Memory : Encounters with the Strange Paperback / softback

Paperback / softback

Description

Memory is our sense of where we belong, and how we relate and connect to others.

We worry that ageing makes us forgetful, because at its worst, forgetting collapses the entire basis of personal and social life.

But as technology for computer data storage improves, it seems that whatever anxieties we might have about forgetting particular information, the latest technological fix will allow us to leap into a new future where human limits on remembering become increasingly irrelevant.

Why worry about memory, if all that remains is to find robust means of retrieving and reading its 'data'?

This book explores how we have come to live with and within 'memory'.
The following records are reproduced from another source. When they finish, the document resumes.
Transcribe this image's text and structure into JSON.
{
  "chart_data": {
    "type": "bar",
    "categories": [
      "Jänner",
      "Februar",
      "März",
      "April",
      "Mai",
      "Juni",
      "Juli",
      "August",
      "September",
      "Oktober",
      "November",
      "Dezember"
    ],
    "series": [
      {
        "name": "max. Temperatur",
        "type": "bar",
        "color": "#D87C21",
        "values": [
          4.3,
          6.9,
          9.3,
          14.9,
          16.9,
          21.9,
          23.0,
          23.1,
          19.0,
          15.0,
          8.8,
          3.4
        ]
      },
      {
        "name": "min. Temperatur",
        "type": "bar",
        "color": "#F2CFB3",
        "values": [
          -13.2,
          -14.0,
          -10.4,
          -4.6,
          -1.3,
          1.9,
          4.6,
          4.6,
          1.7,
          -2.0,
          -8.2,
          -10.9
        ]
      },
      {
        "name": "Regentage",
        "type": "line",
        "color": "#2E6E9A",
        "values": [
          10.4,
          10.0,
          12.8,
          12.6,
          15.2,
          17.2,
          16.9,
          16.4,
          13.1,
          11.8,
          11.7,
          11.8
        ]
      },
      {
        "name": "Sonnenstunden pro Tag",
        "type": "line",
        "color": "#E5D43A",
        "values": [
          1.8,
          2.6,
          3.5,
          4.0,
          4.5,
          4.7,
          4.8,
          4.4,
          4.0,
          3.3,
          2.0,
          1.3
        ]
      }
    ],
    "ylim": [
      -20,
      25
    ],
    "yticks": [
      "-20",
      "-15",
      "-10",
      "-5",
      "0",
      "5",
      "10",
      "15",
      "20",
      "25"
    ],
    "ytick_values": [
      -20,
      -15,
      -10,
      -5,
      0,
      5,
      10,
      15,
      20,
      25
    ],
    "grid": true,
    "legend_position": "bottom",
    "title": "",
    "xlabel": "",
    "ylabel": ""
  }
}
It shows how for some philosophers the identity of the self resides in a set of overlapping memories - and one might argue that to be human is to remember - to see oneself as a being in time, with a past and a future.

Yet at the same time, by presenting us with our past lives, our memories can undo our present sense of time and place. Moreover, in the digital age we are immersed in a vast archive of data that colours our everyday experiences and supplies us with information on anything we might otherwise have forgotten, arguably breaking down the distinction between the memories of the individual and the collective.

Scanlan draws on history, philosophy and technology to offer a sustained investigation of how we can comprehend recollection, whether elusive or vivid.

Engaging and inspiring, A Philosophy of Memory explores how the nature of memory itself has been remade over time; and how, as a historical, technological, and collective phenomenon, it is continually remaking everyday life.